Posted by: FB Ali | 29 September 2015 at 03:36 PM
I don't know whether to cry or laugh:
http://www.state.gov/r/pa/prs/ps/2015/09/247433.htm
So what about the Sultan, the Al_Thani family ( $3B in 2013 alone to pat rebel turned ISIS fighters, the Al_Saud and the rich Saudis and their so-called charities and I can go on and on including those rich pedophiles from the ME buying children from the ISIS thugs. Nyet !
Instead we are given the list of the most wanted from the P3 and some barbaric mercs from some hot spots. All sizzle but no steak.
So Dave Cameron, François Hollande and Pres Obama will get back to their business as usual - well we have sanctions, folks :(
Posted by: The Beaver | 29 September 2015 at 03:45 PM
Colonel,
Excellent points. Also this morning, Richard Haas was on Morning Joe and was making even more ludicrous points- that Assad was the cause of all the jihadi troubles in the ME and that is why he has to go to achieve any peace in the region. "Quatsch" as the Germans would say.(Baloney, bilge, nonsense)

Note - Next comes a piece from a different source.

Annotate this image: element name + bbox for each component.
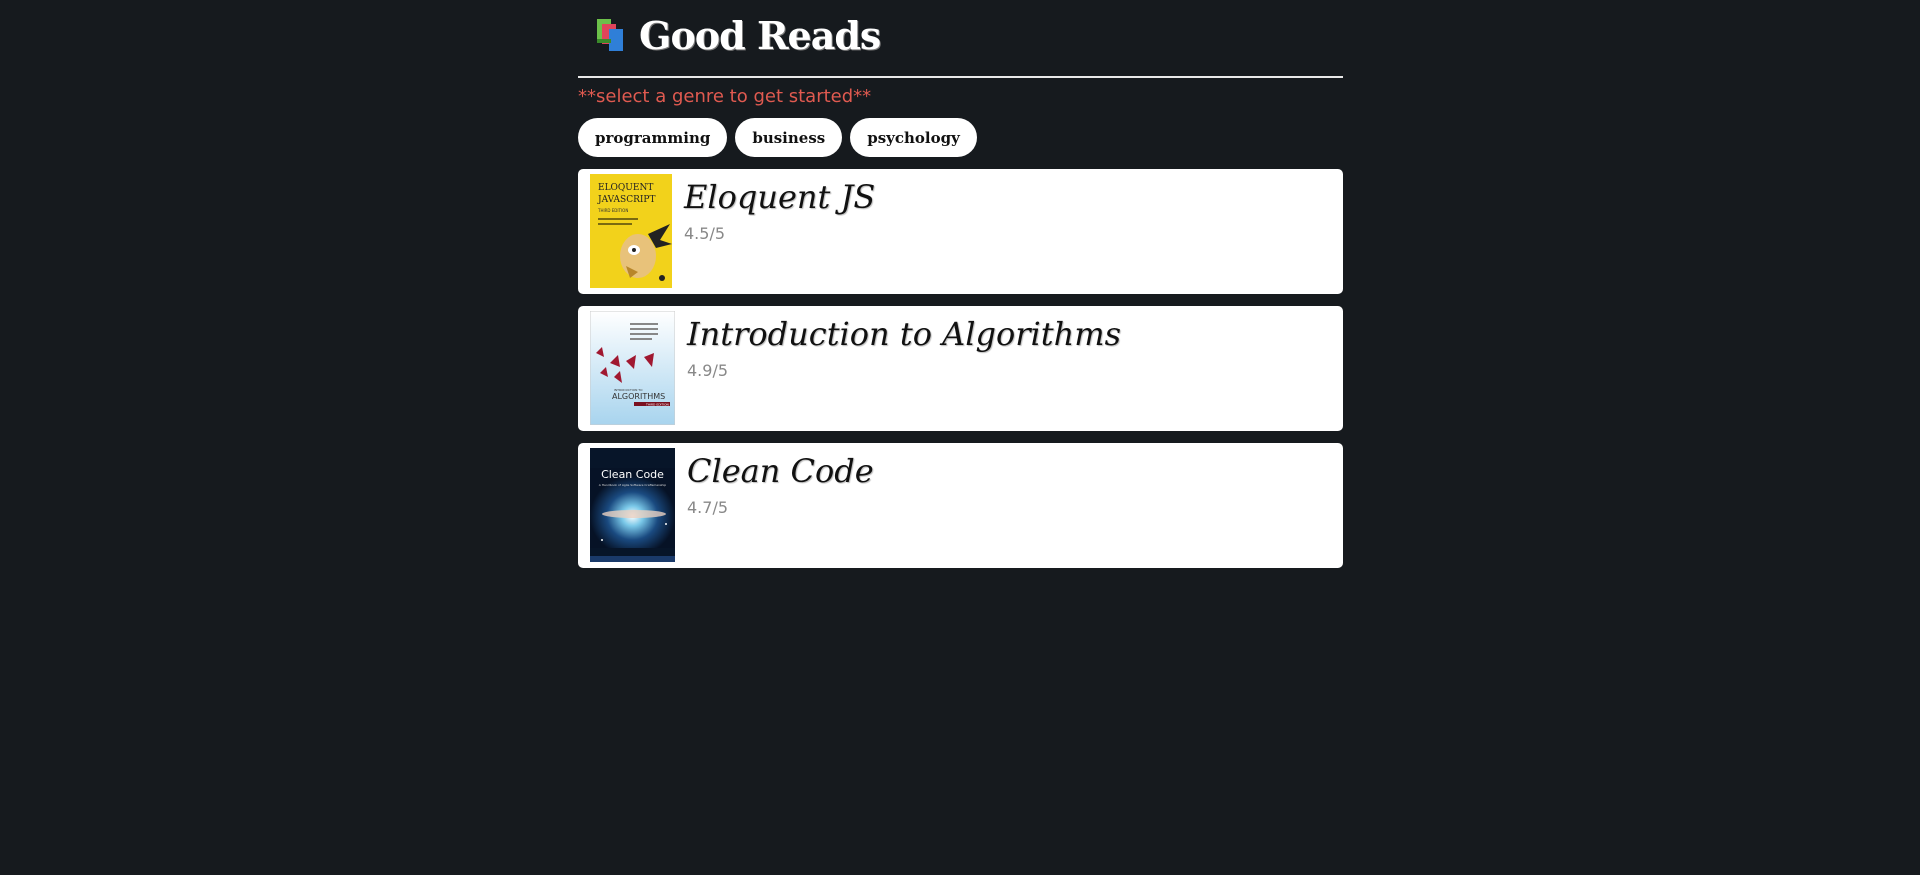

Posted by: oofda | 29 September 2015 at 03:53 PM
It also makes it hard to turn the juggernaut. If you have been spoon feeding the public that Iran are 'irrational actors' and not to be trusted under any circumstances it is difficult to bring them back in from the cold. Likewise if KSA are 'our close allies' then how do you explain they are also the primary source of ideology and funding for both AQ and IS. The US - and much of the rest of the West - is in its own MSM/political reality bubble and everything is seen through that lens.
Posted by: JJackson | 29 September 2015 at 03:54 PM
Looks more and more that the real policy of this administration and former Boomer President administrations was to undermine the nation-state system. Of the announced candidates none but Trump has announced border controls as the key to ,maintaining a nation-state. Will the collapse of the Chinese economy finish the job or just create 7-10 new Han-Chinese nation-states?

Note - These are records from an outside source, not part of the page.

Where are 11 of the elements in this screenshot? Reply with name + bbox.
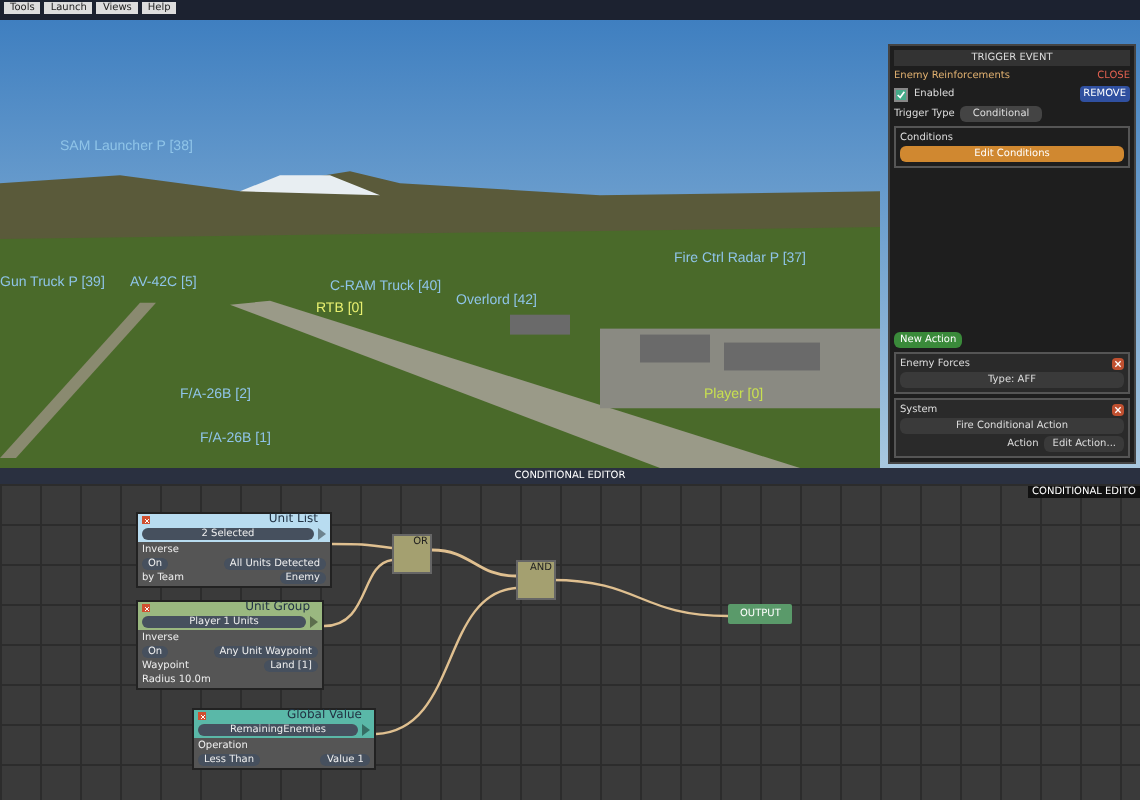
wire (431, 548, 517, 578)
delete-icon[interactable] (1112, 404, 1124, 416)
close-icon[interactable] (142, 516, 150, 524)
output-port-icon[interactable] (362, 724, 370, 736)
output-port-icon[interactable] (310, 616, 318, 628)
close-icon[interactable] (198, 712, 206, 720)
close-icon[interactable] (142, 604, 150, 612)
delete-icon[interactable] (1112, 358, 1124, 370)
output-port-icon[interactable] (318, 528, 326, 540)
wire (332, 542, 393, 550)
enabled-checkbox[interactable] (894, 87, 908, 101)
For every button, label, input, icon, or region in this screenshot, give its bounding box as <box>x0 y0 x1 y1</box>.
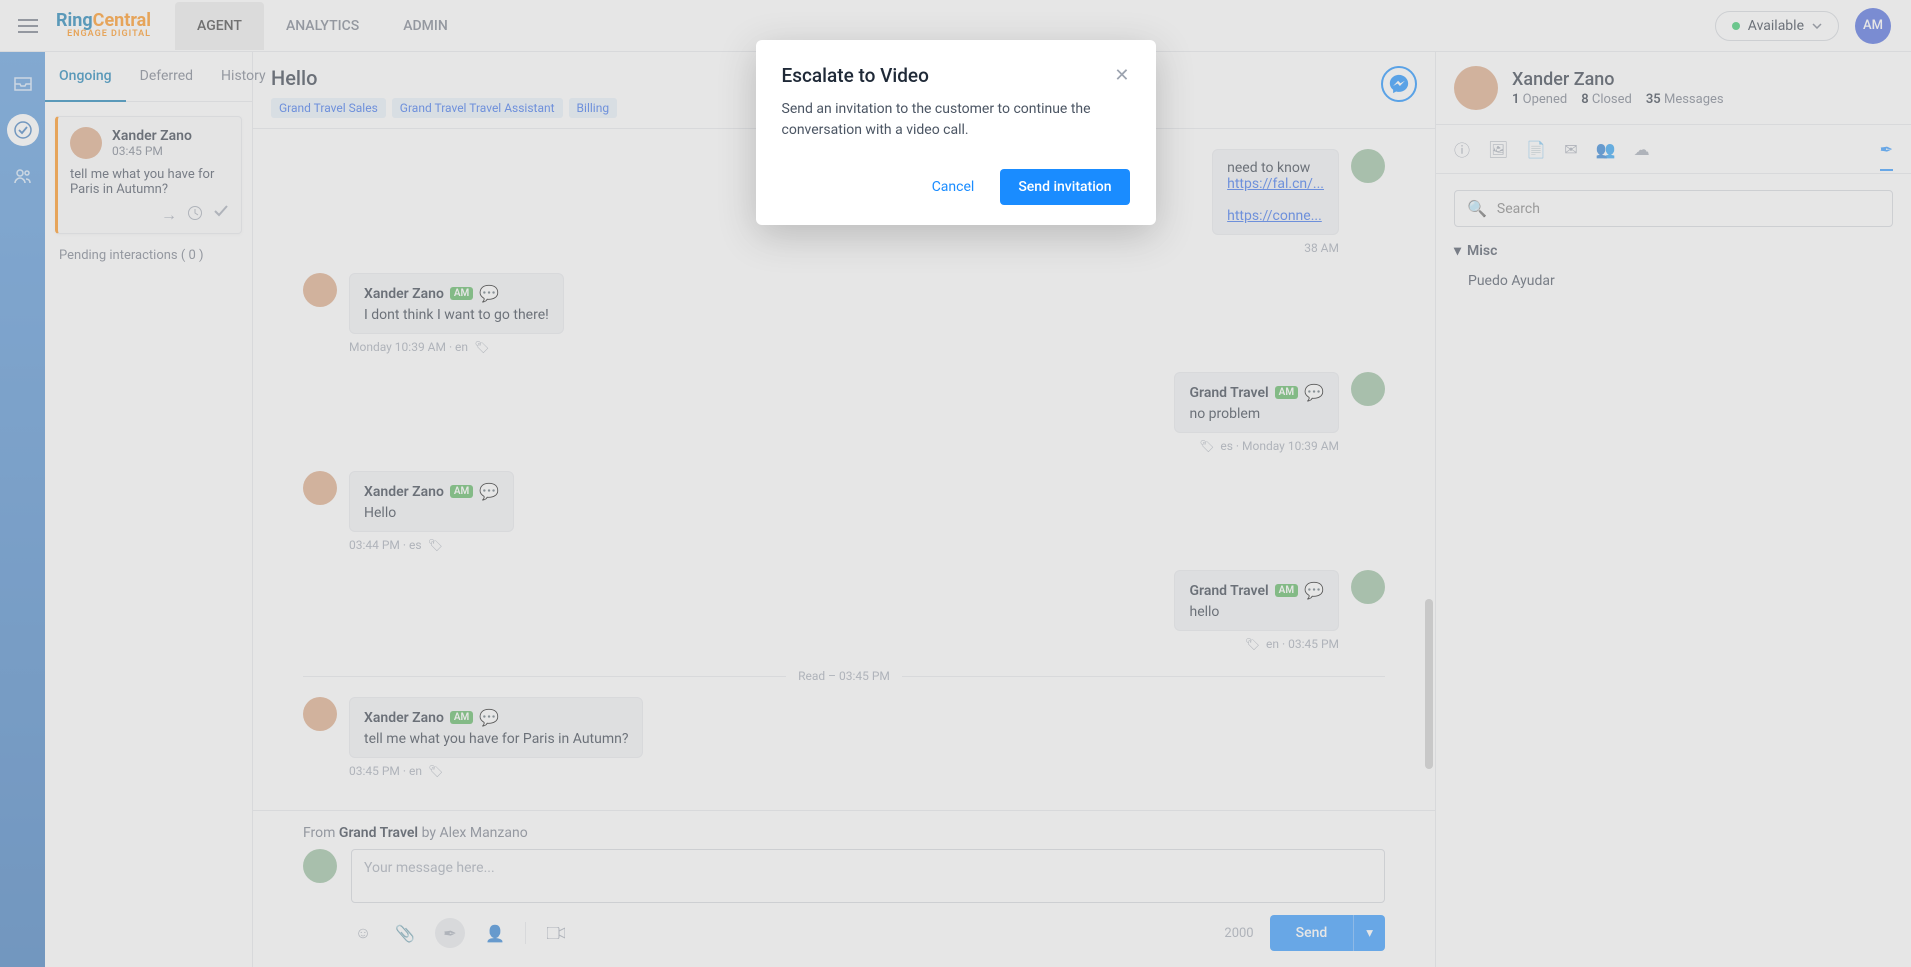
modal-title: Escalate to Video <box>782 64 929 87</box>
escalate-video-modal: Escalate to Video ✕ Send an invitation t… <box>756 40 1156 225</box>
close-icon[interactable]: ✕ <box>1114 65 1129 86</box>
cancel-button[interactable]: Cancel <box>916 169 991 205</box>
send-invitation-button[interactable]: Send invitation <box>1000 169 1129 205</box>
modal-body: Send an invitation to the customer to co… <box>782 99 1130 141</box>
modal-overlay[interactable]: Escalate to Video ✕ Send an invitation t… <box>0 0 1911 967</box>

I suggest the UN start kicking out members that have no border controls!
Posted by: William R. Cumming | 29 September 2015 at 04:38 PM
Col. Lang,
Thanks for this post. The three points you make:
1-Ignore Erdogan's Turkey,
2-Ignore Saudi Arabia's wishes with regard to Syria,
3-Ignore Israel's wishes with regard to Syria,
clearly identify the three main jihadi supporters. If one could curtail the activities of these actors in this area the jihadi issue would wither away.

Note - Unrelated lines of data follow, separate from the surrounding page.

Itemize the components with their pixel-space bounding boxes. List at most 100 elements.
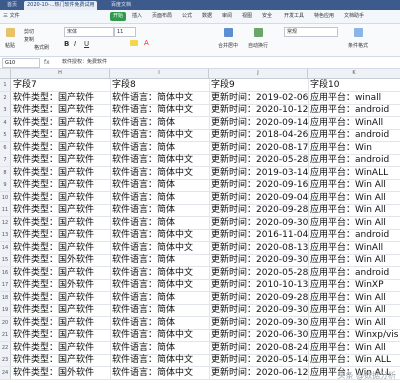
cell[interactable]: 更新时间：2020-09-28	[209, 291, 309, 304]
cell[interactable]: 应用平台：WinAll	[308, 117, 400, 129]
tab-features[interactable]: 特色应用	[314, 12, 334, 21]
wrap-text-button[interactable]: 自动换行	[248, 42, 268, 49]
tab-view[interactable]: 视图	[242, 12, 252, 21]
cell[interactable]: 软件语言：简体	[110, 204, 210, 216]
cell[interactable]: 软件语言：简体	[110, 116, 210, 129]
cell[interactable]: 更新时间：2020-08-17	[209, 141, 309, 154]
cell[interactable]: 更新时间：2020-06-12	[209, 366, 309, 379]
cell[interactable]: 更新时间：2020-09-30	[209, 316, 309, 329]
row-number[interactable]: 6	[0, 141, 11, 154]
column-header-k[interactable]: K	[308, 69, 400, 78]
row-number[interactable]: 5	[0, 129, 11, 141]
row-number[interactable]: 17	[0, 279, 11, 291]
copy-button[interactable]: 复制	[24, 36, 34, 43]
cell[interactable]: 更新时间：2018-04-26	[209, 129, 309, 141]
merge-icon[interactable]	[224, 28, 233, 37]
row-number[interactable]: 15	[0, 254, 11, 266]
cell[interactable]: 软件语言：简体中文	[110, 279, 210, 291]
cell[interactable]: 软件类型：国产软件	[11, 154, 111, 166]
cell[interactable]: 软件语言：简体中文	[110, 354, 210, 366]
cell[interactable]: 更新时间：2020-08-13	[209, 241, 309, 254]
cell[interactable]: 应用平台：android	[308, 229, 400, 241]
row-number[interactable]: 8	[0, 166, 11, 179]
row-number[interactable]: 7	[0, 154, 11, 166]
cell[interactable]: 软件类型：国产软件	[11, 166, 111, 179]
cell[interactable]: 软件类型：国产软件	[11, 354, 111, 366]
conditional-format-button[interactable]: 条件格式	[348, 42, 368, 49]
cell[interactable]: 软件语言：简体	[110, 291, 210, 304]
cell[interactable]: 应用平台：Win All	[308, 342, 400, 354]
cell[interactable]: 软件语言：简体	[110, 141, 210, 154]
format-painter-button[interactable]: 格式刷	[34, 44, 49, 51]
cell[interactable]: 字段8	[110, 79, 210, 91]
cell[interactable]: 软件类型：国产软件	[11, 141, 111, 154]
cell[interactable]: 字段7	[11, 79, 111, 91]
row-number[interactable]: 9	[0, 179, 11, 191]
cell[interactable]: 软件类型：国产软件	[11, 91, 111, 104]
cell[interactable]: 应用平台：WinAll	[308, 242, 400, 254]
cell[interactable]: 应用平台：Win All	[308, 304, 400, 316]
font-size-select[interactable]: 11	[114, 27, 136, 37]
row-number[interactable]: 4	[0, 116, 11, 129]
cell[interactable]: 应用平台：Win All	[308, 192, 400, 204]
row-number[interactable]: 10	[0, 191, 11, 204]
cell[interactable]: 更新时间：2020-06-30	[209, 329, 309, 341]
cell[interactable]: 软件类型：国产软件	[11, 291, 111, 304]
cell[interactable]: 软件类型：国产软件	[11, 304, 111, 316]
cell[interactable]: 软件类型：国产软件	[11, 191, 111, 204]
wrap-text-icon[interactable]	[254, 28, 263, 37]
tab-home[interactable]: 首页	[4, 1, 20, 10]
cell[interactable]: 更新时间：2020-10-12	[209, 104, 309, 116]
cell[interactable]: 软件类型：国外软件	[11, 279, 111, 291]
row-number[interactable]: 13	[0, 229, 11, 241]
cell[interactable]: 软件语言：简体中文	[110, 154, 210, 166]
cell[interactable]: 更新时间：2019-03-14	[209, 166, 309, 179]
cell[interactable]: 更新时间：2020-09-30	[209, 216, 309, 229]
cell[interactable]: 软件类型：国产软件	[11, 179, 111, 191]
cell[interactable]: 软件语言：简体	[110, 191, 210, 204]
tab-second-document[interactable]: 百度文档	[108, 1, 134, 10]
cell[interactable]: 软件语言：简体	[110, 341, 210, 354]
row-number[interactable]: 20	[0, 316, 11, 329]
cell[interactable]: 软件语言：简体	[110, 179, 210, 191]
cell[interactable]: 更新时间：2020-09-28	[209, 204, 309, 216]
cell[interactable]: 软件类型：国外软件	[11, 366, 111, 379]
cell[interactable]: 软件语言：简体中文	[110, 104, 210, 116]
font-color-icon[interactable]: A	[144, 39, 149, 47]
formula-input[interactable]: 软件授权：免费软件	[62, 58, 392, 66]
cell[interactable]: 应用平台：Win All	[308, 204, 400, 216]
cell[interactable]: 软件类型：国产软件	[11, 341, 111, 354]
cell[interactable]: 更新时间：2020-05-28	[209, 266, 309, 279]
cell[interactable]: 更新时间：2020-09-30	[209, 254, 309, 266]
cell[interactable]: 软件语言：简体中文	[110, 129, 210, 141]
cell[interactable]: 软件语言：简体中文	[110, 229, 210, 241]
cell[interactable]: 软件类型：国外软件	[11, 254, 111, 266]
bold-icon[interactable]: B	[64, 40, 69, 48]
cell[interactable]: 软件语言：简体中文	[110, 366, 210, 379]
cell[interactable]: 软件语言：简体	[110, 304, 210, 316]
tab-formula[interactable]: 公式	[182, 12, 192, 21]
cell[interactable]: 软件语言：简体中文	[110, 329, 210, 341]
cell[interactable]: 应用平台：Win All	[308, 179, 400, 191]
cell[interactable]: 软件类型：国产软件	[11, 229, 111, 241]
row-number[interactable]: 21	[0, 329, 11, 341]
row-number[interactable]: 16	[0, 266, 11, 279]
cell[interactable]: 应用平台：Win	[308, 142, 400, 154]
cell[interactable]: 字段9	[209, 79, 309, 91]
merge-center-button[interactable]: 合并居中	[218, 42, 238, 49]
cell[interactable]: 软件语言：简体	[110, 254, 210, 266]
cell[interactable]: 应用平台：Win ALL	[308, 354, 400, 366]
cell[interactable]: 更新时间：2020-09-04	[209, 191, 309, 204]
column-header-i[interactable]: I	[110, 69, 209, 78]
fx-icon[interactable]: fx	[44, 58, 50, 67]
cell[interactable]: 软件语言：简体中文	[110, 166, 210, 179]
cell[interactable]: 更新时间：2020-08-24	[209, 341, 309, 354]
column-header-h[interactable]: H	[11, 69, 110, 78]
tab-start[interactable]: 开始	[110, 12, 127, 21]
row-number[interactable]: 2	[0, 91, 11, 104]
cell[interactable]: 更新时间：2016-11-04	[209, 229, 309, 241]
tab-page-layout[interactable]: 页面布局	[152, 12, 172, 21]
row-number[interactable]: 22	[0, 341, 11, 354]
row-number[interactable]: 11	[0, 204, 11, 216]
tab-developer[interactable]: 开发工具	[284, 12, 304, 21]
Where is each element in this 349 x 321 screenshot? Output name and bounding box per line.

Do you think the policy makers will see the light before a serious reset is forced on us all?
Ishmael Zechariah
Posted by: Ishmael Zechariah | 29 September 2015 at 04:50 PM
Babak Makkinejad said:
"US is not in a quagmire; the Muslim states and population are in that quagmire and the longer this lasts, the farther behind they are going to fall."
I respectively have to disagree. I believe that American Society, at least on the coasts, perhaps not in "flyover country", exhibits all the hallmarks of a degenerative ""fin de siècle". The idea that America can somehow avoid experiencing the effects of the Middle East quagmire it generated is a mistaken belief.
Washington may think that the consequences will be a few awkward dinner party silences when confronted by European guests, the possibility is that the cumulative effect on Americas international trade position might be rather negative.
To put that another way: President Obama at the U.N. pronounced: "I believe that what is true for America is true for virtually all mature democracies." Not true. The rest of his speech is a classic example of imperial hubris.
http://www.politico.com/story/2015/09/president-obama-un-speech-transcript-full-text-video-214152#ixzz3nAIfCEWf
Posted by: walrus | 29 September 2015 at 05:27 PM
A huge AMEN
I happened to watch that Morning Joe show today. Really bad for my blood pressure.